The Java EE 5 Tutorial

Configuring a Bean

JavaServer Faces technology supports a sophisticated managed bean creation facility, which allows application architects to do the following:

An application architect configures the beans in the application configuration resource file. To learn how to configure a managed bean, see Configuring Beans. The managed bean configuration used by the Guess Number example is the following:

<managed-bean>
    <managed-bean-name>UserNumberBean</managed-bean-name>
    <managed-bean-class>
        guessNumber.UserNumberBean
    </managed-bean-class>
    <managed-bean-scope>session</managed-bean-scope>
    <managed-property>
        <property-name>minimum</property-name>
        <property-class>long</property-class>
        <value>0</value>
    </managed-property>
    <managed-property>
        <property-name>maximum</property-name>
        <property-class>long</property-class>
        <value>10</value>
    </managed-property>
</managed-bean>

The JavaServer Faces implementation processes this element on application startup time. When UserNumberBean is first referenced from the page, the JavaServer Faces implementation initializes it and sets the values of the properties, maximum and minimum. The bean is then stored in session scope if no instance exists. As such, the bean is available for all pages in the application.

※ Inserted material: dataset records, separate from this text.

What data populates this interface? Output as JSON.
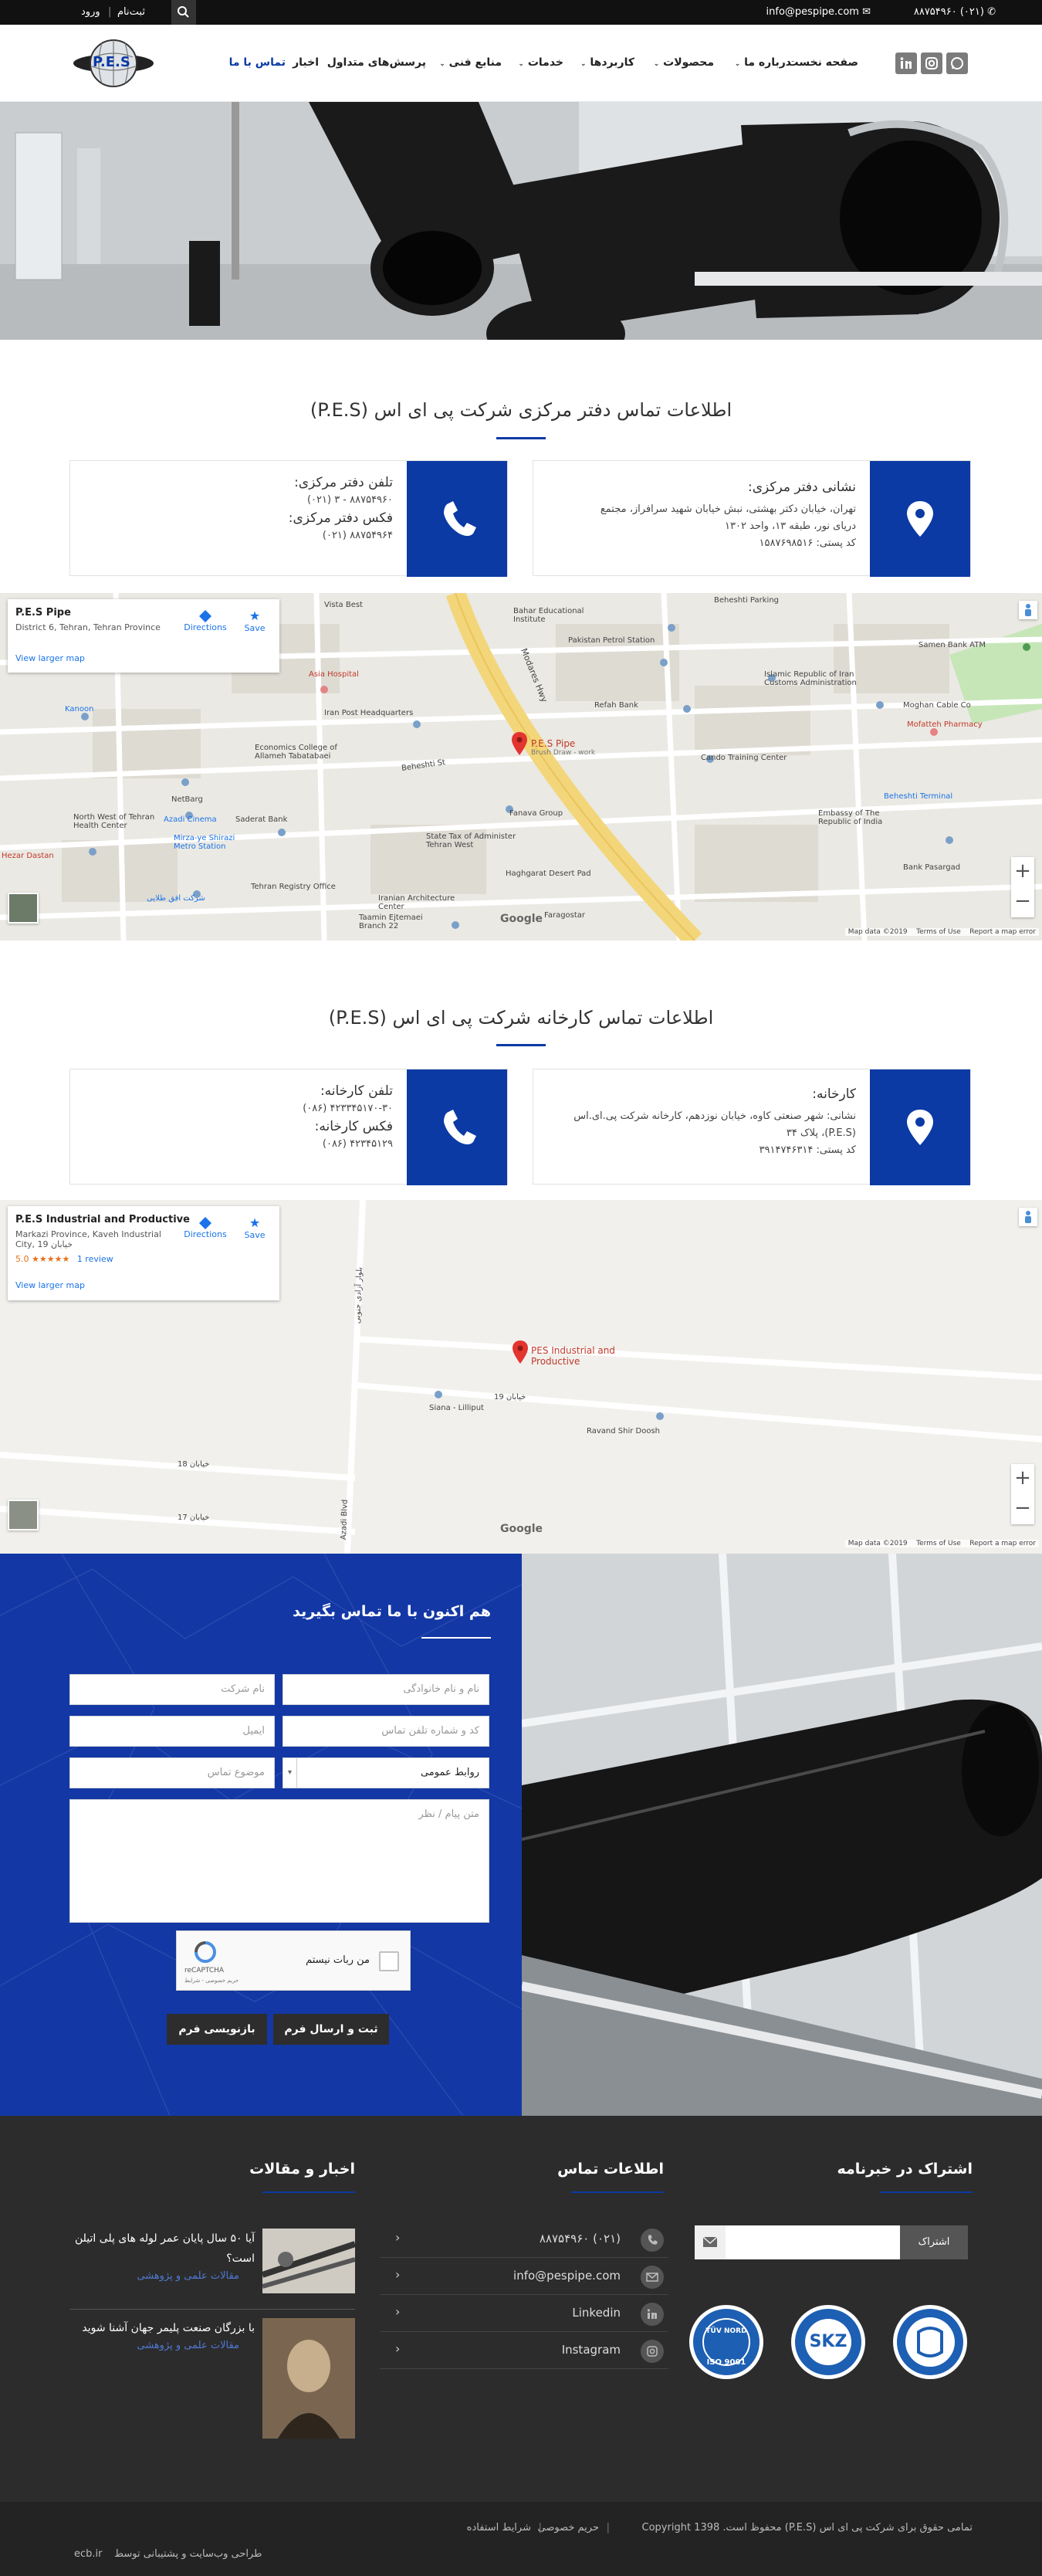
{
  "topbar": {
    "phone": "۸۸۷۵۴۹۶۰ (۰۲۱)",
    "email": "info@pespipe.com",
    "login": "ورود",
    "register": "ثبت‌نام"
  },
  "logo_text": "P.E.S",
  "nav": [
    {
      "label": "صفحه نخست",
      "dropdown": false
    },
    {
      "label": "درباره ما",
      "dropdown": true
    },
    {
      "label": "محصولات",
      "dropdown": true
    },
    {
      "label": "کاربردها",
      "dropdown": true
    },
    {
      "label": "خدمات",
      "dropdown": true
    },
    {
      "label": "منابع فنی",
      "dropdown": true
    },
    {
      "label": "پرسش‌های متداول",
      "dropdown": false
    },
    {
      "label": "اخبار",
      "dropdown": false
    },
    {
      "label": "تماس با ما",
      "dropdown": false,
      "active": true
    }
  ],
  "office": {
    "title": "اطلاعات تماس دفتر مرکزی شرکت پی ای اس (P.E.S)",
    "address_title": "نشانی دفتر مرکزی:",
    "address_lines": [
      "تهران، خیابان دکتر بهشتی، نبش خیابان شهید سرافراز، مجتمع",
      "دریای نور، طبقه ۱۳، واحد ۱۳۰۲",
      "کد پستی: ۱۵۸۷۶۹۸۵۱۶"
    ],
    "phone_title": "تلفن دفتر مرکزی:",
    "phone": "۸۸۷۵۴۹۶۰ - ۳ (۰۲۱)",
    "fax_title": "فکس دفتر مرکزی:",
    "fax": "۸۸۷۵۴۹۶۴ (۰۲۱)"
  },
  "map1": {
    "name": "P.E.S Pipe",
    "address": "District 6, Tehran, Tehran Province",
    "directions": "Directions",
    "save": "Save",
    "larger": "View larger map",
    "pin_label": "P.E.S Pipe",
    "pin_sub": "Brush Draw - work",
    "labels": [
      "Vista Best",
      "Bahar Educational Institute",
      "Pakistan Petrol Station",
      "Refah Bank",
      "Islamic Republic of Iran Customs Administration",
      "Moghan Cable Co",
      "Mofatteh Pharmacy",
      "Samen Bank ATM",
      "Asia Hospital",
      "Iran Post Headquarters",
      "Kanoon",
      "Economics College of Allameh Tabatabaei",
      "NetBarg",
      "Azadi Cinema",
      "Saderat Bank",
      "Mirza-ye Shirazi Metro Station",
      "Cando Training Center",
      "Fanava Group",
      "State Tax of Administer Tehran West",
      "Embassy of The Republic of India",
      "Beheshti Terminal",
      "Bank Pasargad",
      "Iranian Architecture Center",
      "Tehran Registry Office",
      "North West of Tehran Health Center",
      "Hezar Dastan",
      "Taamin Ejtemaei Branch 22",
      "Faragostar",
      "Haghgarat Desert Pad",
      "Beheshti Parking",
      "Modares Hwy",
      "Beheshti St",
      "شرکت افق طلایی"
    ],
    "footer": [
      "Map data ©2019",
      "Terms of Use",
      "Report a map error"
    ],
    "google": "Google"
  },
  "factory": {
    "title": "اطلاعات تماس کارخانه شرکت پی ای اس (P.E.S)",
    "address_title": "کارخانه:",
    "address_lines": [
      "نشانی: شهر صنعتی کاوه، خیابان نوزدهم، کارخانه شرکت پی.ای.اس",
      "(P.E.S)، پلاک ۳۴",
      "کد پستی: ۳۹۱۴۷۴۶۳۱۴"
    ],
    "phone_title": "تلفن کارخانه:",
    "phone": "۴۲۳۳۴۵۱۷۰-۳۰ (۰۸۶)",
    "fax_title": "فکس کارخانه:",
    "fax": "۴۲۳۴۵۱۲۹ (۰۸۶)"
  },
  "map2": {
    "name": "P.E.S Industrial and Productive",
    "address": "Markazi Province, Kaveh Industrial City, 19 خیابان",
    "rating": "5.0",
    "stars": "★★★★★",
    "reviews": "1 review",
    "directions": "Directions",
    "save": "Save",
    "larger": "View larger map",
    "pin_label": "PES Industrial and Productive",
    "labels": [
      "Siana - Lilliput",
      "Ravand Shir Doosh",
      "بلوار آزادی جنوبی",
      "خیابان 19",
      "خیابان 18",
      "خیابان 17",
      "Azadi Blvd"
    ],
    "footer": [
      "Map data ©2019",
      "Terms of Use",
      "Report a map error"
    ],
    "google": "Google"
  },
  "form": {
    "title": "هم اکنون با ما تماس بگیرید",
    "name": "نام و نام خانوادگی",
    "company": "نام شرکت",
    "phone": "کد و شماره تلفن تماس",
    "email": "ایمیل",
    "department": "روابط عمومی",
    "subject": "موضوع تماس",
    "message": "متن پیام / نظر",
    "captcha": "من ربات نیستم",
    "captcha_brand": "reCAPTCHA",
    "captcha_sub": "حریم خصوصی - شرایط",
    "submit": "ثبت و ارسال فرم",
    "reset": "بازنویسی فرم"
  },
  "footer": {
    "newsletter_title": "اشتراک در خبرنامه",
    "subscribe": "اشتراک",
    "contact_title": "اطلاعات تماس",
    "contact_rows": [
      {
        "icon": "phone-icon",
        "text": "۸۸۷۵۴۹۶۰ (۰۲۱)"
      },
      {
        "icon": "email-icon",
        "text": "info@pespipe.com"
      },
      {
        "icon": "linkedin-icon",
        "text": "Linkedin"
      },
      {
        "icon": "instagram-icon",
        "text": "Instagram"
      }
    ],
    "news_title": "اخبار و مقالات",
    "news": [
      {
        "title": "آیا ۵۰ سال پایان عمر لوله های پلی اتیلن است؟",
        "category": "مقالات علمی و پژوهشی"
      },
      {
        "title": "با بزرگان صنعت پلیمر جهان آشنا شوید",
        "category": "مقالات علمی و پژوهشی"
      }
    ],
    "certs": [
      "ISO 9001",
      "SKZ",
      "TUV NORD"
    ],
    "cert_iso": "ISO 9001",
    "cert_tuv": "TÜV NORD",
    "cert_skz": "SKZ",
    "copyright": "تمامی حقوق برای شرکت پی ای اس (P.E.S) محفوظ است. Copyright 1398",
    "privacy": "حریم خصوصی",
    "terms": "شرایط استفاده",
    "designer": "طراحی وب‌سایت و پشتیبانی توسط",
    "designer_brand": "ecb.ir"
  },
  "colors": {
    "accent": "#0b3aa5",
    "topbar": "#111111",
    "footer": "#2c2c2c",
    "form_bg": "#1338a5"
  }
}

A page author can then access the bean properties from the component tags on the page using the unified EL, as shown here:

<h:outputText value="#{UserNumberBean.minimum}"/>

The part of the expression before the . matches the name defined by the managed-bean-name element. The part of the expression after the . matches the name defined by the property-name element corresponding to the same managed-bean declaration.

Notice that the application configuration resource file does not configure the userNumber property. Any property that does not have a corresponding managed-property element will be initialized to whatever the constructor of the bean class has the instance variable set to. The next section explains more about using the unified EL to reference backing beans.